In der ersten Unterkunft wusste man auf Nachfrage nicht, was ich meine. Das könnte allerdings auch an der Sprachbarriere gelegen haben. In der zweiten Unterkunft las ich zufällig in den Informationen über die Unterkunft den Hinweis, dass Touristen sich bei der örtlichen Touristeninformation melden müssen.

Dort musste ich dann den vollständigen Namen meines Gastgebers angeben und eine Art Kurtaxe pro Person und Nacht zahlen. Die Dame am Schalter erklärte mir, dass die Anmeldung verpflichtend sei.

Bei der dritten Unterkunft wollte wiederum meine Gastgeberin die Anmeldung übernehmen. Allerdings hatte die Touristeninformation dort sonntags geschlossen. Ich bräuchte mir keine Sorgen zu machen, es sei sowieso nicht verpflichtend, sagte sie mir. Sehr verwirrend, ehrlich gesagt. Aber am Ende interessierte es bei der Ausreise niemanden, ob ich mich irgendwo angemeldet hatte oder nicht.

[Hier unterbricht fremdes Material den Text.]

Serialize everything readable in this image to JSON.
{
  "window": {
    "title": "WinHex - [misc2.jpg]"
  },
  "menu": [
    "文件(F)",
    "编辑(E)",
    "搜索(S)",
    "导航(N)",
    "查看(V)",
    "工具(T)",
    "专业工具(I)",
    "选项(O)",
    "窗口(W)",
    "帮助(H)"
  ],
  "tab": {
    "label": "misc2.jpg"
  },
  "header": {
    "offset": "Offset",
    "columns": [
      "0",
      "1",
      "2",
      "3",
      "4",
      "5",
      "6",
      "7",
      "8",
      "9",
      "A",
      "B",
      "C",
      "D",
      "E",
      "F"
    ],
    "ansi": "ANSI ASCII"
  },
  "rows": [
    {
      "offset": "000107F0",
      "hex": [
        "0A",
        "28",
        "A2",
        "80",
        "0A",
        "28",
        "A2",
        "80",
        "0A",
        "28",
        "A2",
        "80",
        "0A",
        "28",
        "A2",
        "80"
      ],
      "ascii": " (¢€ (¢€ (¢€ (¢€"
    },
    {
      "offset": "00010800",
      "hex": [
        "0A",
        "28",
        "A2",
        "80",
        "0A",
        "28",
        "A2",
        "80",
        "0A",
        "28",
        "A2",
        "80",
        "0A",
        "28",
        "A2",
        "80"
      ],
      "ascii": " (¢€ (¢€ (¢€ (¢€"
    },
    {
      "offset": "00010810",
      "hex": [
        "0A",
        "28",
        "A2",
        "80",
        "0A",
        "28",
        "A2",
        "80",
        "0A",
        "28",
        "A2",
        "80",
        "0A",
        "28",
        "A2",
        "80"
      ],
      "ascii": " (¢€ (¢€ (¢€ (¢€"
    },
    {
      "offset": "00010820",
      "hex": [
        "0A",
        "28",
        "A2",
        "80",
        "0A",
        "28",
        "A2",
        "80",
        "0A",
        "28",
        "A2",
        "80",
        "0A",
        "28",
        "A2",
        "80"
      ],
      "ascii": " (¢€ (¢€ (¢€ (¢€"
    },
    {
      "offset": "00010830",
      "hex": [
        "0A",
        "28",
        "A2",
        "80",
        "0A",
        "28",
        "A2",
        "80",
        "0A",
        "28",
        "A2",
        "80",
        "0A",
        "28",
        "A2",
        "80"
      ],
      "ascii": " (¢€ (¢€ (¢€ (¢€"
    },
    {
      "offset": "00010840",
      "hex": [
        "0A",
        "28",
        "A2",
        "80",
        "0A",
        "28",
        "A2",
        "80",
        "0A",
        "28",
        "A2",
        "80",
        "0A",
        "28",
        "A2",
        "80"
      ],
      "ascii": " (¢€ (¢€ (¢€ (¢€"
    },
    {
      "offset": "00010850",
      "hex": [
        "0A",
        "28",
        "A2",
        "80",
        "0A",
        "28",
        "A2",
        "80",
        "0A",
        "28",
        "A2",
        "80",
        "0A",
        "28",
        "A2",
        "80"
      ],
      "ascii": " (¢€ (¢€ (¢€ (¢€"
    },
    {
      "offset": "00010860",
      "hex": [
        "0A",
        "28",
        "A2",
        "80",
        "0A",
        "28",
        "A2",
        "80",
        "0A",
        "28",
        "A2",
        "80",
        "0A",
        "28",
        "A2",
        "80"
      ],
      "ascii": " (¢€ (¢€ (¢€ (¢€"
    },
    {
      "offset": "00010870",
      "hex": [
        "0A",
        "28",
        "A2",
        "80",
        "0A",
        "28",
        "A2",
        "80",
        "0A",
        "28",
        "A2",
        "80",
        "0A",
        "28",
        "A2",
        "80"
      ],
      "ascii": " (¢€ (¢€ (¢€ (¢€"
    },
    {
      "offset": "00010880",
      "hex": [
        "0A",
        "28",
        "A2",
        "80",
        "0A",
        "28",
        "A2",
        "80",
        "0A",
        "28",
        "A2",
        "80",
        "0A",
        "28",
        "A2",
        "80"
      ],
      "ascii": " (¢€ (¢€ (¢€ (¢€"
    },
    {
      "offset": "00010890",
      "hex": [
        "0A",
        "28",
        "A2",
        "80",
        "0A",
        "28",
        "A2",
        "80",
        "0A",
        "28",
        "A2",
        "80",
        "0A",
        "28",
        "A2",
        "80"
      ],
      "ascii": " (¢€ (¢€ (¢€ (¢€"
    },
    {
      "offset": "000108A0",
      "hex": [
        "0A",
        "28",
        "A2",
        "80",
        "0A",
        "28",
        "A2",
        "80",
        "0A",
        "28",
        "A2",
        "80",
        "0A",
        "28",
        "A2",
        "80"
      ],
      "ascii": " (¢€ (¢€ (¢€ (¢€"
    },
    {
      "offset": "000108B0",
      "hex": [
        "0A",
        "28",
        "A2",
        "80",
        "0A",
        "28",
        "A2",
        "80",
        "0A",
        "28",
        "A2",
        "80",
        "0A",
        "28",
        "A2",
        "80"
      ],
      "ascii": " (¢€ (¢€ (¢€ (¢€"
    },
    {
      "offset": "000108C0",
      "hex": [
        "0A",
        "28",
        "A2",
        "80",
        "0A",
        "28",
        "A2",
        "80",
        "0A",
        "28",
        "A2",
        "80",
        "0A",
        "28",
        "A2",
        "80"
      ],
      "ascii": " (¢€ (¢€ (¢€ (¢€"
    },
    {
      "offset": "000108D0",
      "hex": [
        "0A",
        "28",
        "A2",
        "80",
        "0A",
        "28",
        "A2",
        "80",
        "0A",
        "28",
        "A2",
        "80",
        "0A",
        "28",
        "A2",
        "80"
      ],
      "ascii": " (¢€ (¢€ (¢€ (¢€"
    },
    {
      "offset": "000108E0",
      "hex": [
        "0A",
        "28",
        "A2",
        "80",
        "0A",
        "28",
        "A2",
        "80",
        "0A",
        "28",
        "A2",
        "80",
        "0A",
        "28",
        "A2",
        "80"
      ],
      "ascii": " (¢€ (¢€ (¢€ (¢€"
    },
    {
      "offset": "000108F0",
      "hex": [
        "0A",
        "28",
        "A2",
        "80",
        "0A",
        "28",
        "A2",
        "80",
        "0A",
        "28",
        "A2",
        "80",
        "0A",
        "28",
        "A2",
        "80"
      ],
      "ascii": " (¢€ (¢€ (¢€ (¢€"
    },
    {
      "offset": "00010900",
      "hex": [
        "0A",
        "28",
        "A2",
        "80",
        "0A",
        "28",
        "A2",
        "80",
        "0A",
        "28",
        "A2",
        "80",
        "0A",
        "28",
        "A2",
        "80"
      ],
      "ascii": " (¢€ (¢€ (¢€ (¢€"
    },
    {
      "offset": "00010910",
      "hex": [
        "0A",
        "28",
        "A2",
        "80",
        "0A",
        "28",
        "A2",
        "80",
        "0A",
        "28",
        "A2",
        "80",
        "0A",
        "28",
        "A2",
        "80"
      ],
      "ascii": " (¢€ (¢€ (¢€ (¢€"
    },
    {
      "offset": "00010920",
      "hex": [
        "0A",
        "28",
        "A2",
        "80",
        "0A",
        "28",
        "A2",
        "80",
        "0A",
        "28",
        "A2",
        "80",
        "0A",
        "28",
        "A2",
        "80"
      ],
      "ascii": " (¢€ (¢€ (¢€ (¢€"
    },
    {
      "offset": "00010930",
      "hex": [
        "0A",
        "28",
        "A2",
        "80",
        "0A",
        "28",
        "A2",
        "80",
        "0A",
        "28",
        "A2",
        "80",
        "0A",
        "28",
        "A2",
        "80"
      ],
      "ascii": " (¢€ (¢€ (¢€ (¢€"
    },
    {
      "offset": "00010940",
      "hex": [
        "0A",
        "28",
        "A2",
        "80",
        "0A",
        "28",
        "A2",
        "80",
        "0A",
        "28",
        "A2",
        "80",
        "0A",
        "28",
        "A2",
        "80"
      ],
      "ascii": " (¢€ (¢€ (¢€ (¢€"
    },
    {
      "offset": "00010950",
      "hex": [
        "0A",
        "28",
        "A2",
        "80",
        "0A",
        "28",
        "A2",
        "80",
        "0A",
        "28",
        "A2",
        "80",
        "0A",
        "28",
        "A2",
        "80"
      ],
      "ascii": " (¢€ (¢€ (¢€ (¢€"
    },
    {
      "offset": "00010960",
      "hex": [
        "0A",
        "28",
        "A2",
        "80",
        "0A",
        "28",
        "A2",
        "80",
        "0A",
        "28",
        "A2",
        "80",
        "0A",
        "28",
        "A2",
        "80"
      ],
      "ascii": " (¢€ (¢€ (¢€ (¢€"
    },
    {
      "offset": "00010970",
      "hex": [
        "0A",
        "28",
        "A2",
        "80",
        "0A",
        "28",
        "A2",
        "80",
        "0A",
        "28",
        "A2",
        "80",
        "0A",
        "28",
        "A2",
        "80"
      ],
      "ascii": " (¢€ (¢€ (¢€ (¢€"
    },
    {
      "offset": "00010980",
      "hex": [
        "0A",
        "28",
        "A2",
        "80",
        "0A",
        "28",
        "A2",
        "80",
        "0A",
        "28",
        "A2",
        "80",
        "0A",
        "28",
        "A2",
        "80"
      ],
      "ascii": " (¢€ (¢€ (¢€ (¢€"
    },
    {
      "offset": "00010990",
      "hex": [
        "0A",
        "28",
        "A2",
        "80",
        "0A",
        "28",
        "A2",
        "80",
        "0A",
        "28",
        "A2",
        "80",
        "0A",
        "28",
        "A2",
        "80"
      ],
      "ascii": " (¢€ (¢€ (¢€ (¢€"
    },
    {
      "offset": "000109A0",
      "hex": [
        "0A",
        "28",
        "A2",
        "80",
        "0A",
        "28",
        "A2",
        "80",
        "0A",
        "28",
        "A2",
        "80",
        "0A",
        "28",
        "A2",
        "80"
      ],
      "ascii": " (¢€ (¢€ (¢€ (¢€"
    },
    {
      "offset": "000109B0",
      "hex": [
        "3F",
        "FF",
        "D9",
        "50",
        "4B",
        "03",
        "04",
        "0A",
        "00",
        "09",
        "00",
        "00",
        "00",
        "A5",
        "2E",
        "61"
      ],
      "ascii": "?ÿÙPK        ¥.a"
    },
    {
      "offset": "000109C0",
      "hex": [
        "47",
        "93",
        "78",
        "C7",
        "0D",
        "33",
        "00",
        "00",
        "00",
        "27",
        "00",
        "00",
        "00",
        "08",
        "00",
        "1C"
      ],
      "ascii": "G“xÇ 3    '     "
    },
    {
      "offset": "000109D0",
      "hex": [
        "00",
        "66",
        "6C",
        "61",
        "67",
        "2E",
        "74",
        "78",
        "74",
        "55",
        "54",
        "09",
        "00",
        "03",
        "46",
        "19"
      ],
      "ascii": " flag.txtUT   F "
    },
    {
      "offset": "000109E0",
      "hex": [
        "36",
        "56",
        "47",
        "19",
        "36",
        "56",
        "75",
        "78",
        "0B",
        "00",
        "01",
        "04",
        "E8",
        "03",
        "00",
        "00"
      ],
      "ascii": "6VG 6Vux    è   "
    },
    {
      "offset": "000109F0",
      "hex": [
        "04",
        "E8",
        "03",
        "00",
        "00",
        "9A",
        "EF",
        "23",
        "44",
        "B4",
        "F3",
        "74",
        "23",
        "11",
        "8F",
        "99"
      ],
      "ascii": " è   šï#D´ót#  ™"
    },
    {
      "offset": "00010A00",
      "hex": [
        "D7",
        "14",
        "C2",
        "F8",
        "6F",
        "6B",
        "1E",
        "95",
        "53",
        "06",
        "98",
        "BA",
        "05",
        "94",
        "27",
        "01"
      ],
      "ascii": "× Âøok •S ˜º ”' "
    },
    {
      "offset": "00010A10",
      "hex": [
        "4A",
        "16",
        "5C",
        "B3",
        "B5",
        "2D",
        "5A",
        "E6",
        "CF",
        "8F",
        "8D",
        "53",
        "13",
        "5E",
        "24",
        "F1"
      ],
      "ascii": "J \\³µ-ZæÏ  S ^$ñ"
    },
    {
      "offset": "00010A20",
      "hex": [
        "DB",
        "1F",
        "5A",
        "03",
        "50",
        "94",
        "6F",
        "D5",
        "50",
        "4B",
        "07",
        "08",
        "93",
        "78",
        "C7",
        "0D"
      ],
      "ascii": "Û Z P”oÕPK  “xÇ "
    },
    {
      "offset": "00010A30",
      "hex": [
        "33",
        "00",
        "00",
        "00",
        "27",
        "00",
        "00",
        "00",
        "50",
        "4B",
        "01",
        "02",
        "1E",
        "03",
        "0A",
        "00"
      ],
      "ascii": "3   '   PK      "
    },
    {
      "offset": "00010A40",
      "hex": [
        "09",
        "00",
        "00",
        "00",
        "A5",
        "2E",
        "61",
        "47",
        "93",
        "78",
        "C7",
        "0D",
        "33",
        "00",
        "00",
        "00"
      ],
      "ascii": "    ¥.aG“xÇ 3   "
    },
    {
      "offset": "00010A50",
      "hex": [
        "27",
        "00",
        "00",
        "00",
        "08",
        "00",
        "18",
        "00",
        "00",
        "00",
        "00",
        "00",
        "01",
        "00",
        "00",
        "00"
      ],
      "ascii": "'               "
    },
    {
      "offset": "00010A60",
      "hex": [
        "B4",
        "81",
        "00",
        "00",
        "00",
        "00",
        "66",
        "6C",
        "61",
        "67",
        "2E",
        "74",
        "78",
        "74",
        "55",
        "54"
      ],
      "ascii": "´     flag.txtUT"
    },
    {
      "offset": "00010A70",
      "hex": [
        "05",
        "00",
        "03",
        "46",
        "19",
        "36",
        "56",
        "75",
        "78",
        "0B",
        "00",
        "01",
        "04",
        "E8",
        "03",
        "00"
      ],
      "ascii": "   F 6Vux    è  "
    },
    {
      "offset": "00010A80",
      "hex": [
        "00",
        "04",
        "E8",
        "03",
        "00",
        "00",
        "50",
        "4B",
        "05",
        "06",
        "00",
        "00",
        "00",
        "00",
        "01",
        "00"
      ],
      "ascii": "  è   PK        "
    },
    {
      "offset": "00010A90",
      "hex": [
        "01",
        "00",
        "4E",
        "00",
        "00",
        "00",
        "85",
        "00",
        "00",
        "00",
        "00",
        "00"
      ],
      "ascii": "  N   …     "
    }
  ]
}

Preislich kein Unterschied

Zu guter Letzt war ich dann doch von den Preisen vor Ort ein wenig überrascht. Ein wenig blauäugig hatte ich gedacht, dass diese in einem Balkanland deutlich niedriger sind. Dem ist aber nicht so. Zumindest nicht in den touristischen Orten. Im Restaurant war es kaum günstiger als hierzulande. Bei der Unterkunft kam es darauf an. In Budva hatte ich eine hotelähnliche Unterkunft für gerade einmal 45 Euro pro Nacht. Das ist natürlich wahnsinnig günstig. Es waren aber auch deutlich teurere Zimmer verfügbar.